A Malaria drug to cure coronavirus? The story of Trump, Modi, and Hydroxychloroquine
What is hydroxychloroquine -- the magic drug that is being repeatedly touted as the solution to prevent the coronavirus spread? And how will it re-shape the political landscape in USA and India?
The United States of America has come under severe criticism of late for its delayed and ineffective battle to prevent the novel coronavirus from spreading across the country. The superpower nation has become an epicentre for COVID-19 with over one lakh positive cases and is seemingly out of ideas on how to control the problem.
But President Donald Trump, who has been blamed for not taking the virus seriously, has a solution to the coronavirus problem -- hydroxychloroquine (HCQ).
Hydroxychloroquine (C18H26ClN3O) is a medication used to prevent and treat malaria in areas. The drug, which is taken orally as pills, is also used in the treatment of rheumatoid arthritis and lupus. President Trump has repeatedly called it a “game-changer” in the fight against COVID-19.
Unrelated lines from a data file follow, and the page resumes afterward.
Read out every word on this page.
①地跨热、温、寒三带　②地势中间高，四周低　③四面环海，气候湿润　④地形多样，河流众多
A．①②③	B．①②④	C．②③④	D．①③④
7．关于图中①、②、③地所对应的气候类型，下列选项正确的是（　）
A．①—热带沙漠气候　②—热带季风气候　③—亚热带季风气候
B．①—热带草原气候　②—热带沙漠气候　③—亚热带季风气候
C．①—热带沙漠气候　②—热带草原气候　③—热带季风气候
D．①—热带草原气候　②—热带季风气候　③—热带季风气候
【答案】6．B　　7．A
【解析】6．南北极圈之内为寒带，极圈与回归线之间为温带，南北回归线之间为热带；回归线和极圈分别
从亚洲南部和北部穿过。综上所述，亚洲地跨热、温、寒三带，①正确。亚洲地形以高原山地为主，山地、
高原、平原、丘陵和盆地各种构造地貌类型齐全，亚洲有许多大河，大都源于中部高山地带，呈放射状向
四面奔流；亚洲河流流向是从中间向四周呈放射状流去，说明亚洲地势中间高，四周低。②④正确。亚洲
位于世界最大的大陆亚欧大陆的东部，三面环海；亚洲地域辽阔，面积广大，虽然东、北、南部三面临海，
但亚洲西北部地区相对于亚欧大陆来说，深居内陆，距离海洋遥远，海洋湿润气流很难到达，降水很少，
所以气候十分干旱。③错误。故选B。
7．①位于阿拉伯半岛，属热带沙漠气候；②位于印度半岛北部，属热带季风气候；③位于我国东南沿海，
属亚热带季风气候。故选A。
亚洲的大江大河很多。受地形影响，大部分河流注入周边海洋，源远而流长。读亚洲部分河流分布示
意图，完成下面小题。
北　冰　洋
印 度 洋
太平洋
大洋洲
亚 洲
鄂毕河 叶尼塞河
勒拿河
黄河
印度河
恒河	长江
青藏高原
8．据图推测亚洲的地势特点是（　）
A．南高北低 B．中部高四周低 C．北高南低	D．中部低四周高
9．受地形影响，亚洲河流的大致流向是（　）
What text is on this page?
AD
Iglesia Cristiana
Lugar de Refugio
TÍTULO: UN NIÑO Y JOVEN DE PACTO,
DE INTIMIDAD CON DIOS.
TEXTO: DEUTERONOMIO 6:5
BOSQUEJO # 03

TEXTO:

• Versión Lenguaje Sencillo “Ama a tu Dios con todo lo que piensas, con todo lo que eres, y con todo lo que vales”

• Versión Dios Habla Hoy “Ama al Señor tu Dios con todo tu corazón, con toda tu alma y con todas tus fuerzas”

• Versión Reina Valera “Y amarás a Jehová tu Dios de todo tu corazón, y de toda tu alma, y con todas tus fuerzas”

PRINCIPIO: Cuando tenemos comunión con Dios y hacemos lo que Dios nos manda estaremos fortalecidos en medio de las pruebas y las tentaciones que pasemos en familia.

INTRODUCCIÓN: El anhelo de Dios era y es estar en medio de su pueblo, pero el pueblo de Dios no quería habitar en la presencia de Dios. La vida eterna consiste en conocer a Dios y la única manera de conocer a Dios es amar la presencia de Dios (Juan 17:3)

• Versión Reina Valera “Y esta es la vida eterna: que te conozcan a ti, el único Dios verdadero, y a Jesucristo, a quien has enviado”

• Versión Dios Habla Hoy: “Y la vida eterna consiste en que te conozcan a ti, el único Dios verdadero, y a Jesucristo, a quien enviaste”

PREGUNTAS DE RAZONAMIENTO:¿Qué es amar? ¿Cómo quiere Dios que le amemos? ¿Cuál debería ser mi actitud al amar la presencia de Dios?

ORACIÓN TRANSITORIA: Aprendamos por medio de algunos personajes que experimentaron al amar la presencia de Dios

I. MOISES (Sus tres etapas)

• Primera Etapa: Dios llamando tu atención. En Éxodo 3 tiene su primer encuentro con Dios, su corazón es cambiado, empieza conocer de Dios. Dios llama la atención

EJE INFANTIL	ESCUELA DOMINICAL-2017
But to Trump's dismay, India has India banned all exports of hydroxychloroquine. Bloomberg, on Sunday, reported that the exports of the drug and its formulations have been prohibited “without any exceptions” and with immediate effect by India’s Directorate General of Foreign Trade. The country's trade regulator had last month restricted overseas shipments of the drug, allowing only limited exceptions such as on humanitarian grounds and for meeting prior commitments.
Trump is NOT a doctor.— Peter Morley (@morethanmySLE) April 6, 2020
But I AM a patient with Lupus on #Hydroxychloroquine
Stockpiling 29M dosages of this medication with no proven efficacy means that many, like myself, who NEED this daily will suffer.
You do NOT have to be a doctor to know that.????pic.twitter.com/evJDMF3oJ4
India, where Malaria still wreaks havoc on a regular basis, is amongst the largest producers of the drug. But the sudden ban reflects the country's rising apprehension over the spread of the COVID-19, with many experts believing that parts of the country have already shown signs of community transmission.
On Saturday, Trump said he had a word with Indian Prime Minister Narendra Modi and appealed for the release of shipments U.S. has already ordered. While there have been no studies to prove Hydroxychloroquine's effect on coronavirus, Trump has constantly used the drug to salvage his fast-diminishing popularity amongst Americans.
Even though PM Modi remains popular in India, there is a serious fear within his camp that a fast-spreading virus can derail his image. So far the Prime Minister's rallying calls to battle the virus, including banging plates and lighting torches, have been received positively by the vast majority of Indians. But with the slow testing rates and a large informal sector rendered unemployed, the patience is running thin.
The Hydroxychloroquine drug could therefore potentially be a "game-changer" for PM Modi as well. Unlike the USA, India produces the drug abundantly, so distributing the drug as a preventive mechanism might work in India and PM Modi's favour.
There is no scientific evidence that hydroxychloroquine can treat the coronavirus infection, and it hasn't been approved by any international standard administration. But like Trump said on Saturday -- "What do you have to lose? Take it" -- can be the mantra for Indians in the coming days.
But there is a catch. According to Forbes, researchers have warned that hydroxychloroquine (HCQ) and chloroquine (CQ) may be deadly when combined with a common diabetes drug.
The new study was published, on Sunday, on scientific pre-print server BioRxiv and shows that 30-40% of mice treated with a combination of HCQ or CQ and diabetes drug metformin, died. Treatment with the same dose of either drug alone had no effect on the survival of the mice.
It means ill-advised consumption of medicine can lead to death. In the event of a pandemic where panic is on an all-time high, this could lead to trouble. Especially in a country where even the government has been accused of peddling with fake news.
But this information is unlikely to deter the politically powerful who have been constantly looking for shortcuts to evade tougher questions on lack of preparedness for a virus that first emerged in late 2019. The hydroxychloroquine may or may not be the answer to our fight against coronavirus. But it certainly will occupy a big space in political conversations in the recent future.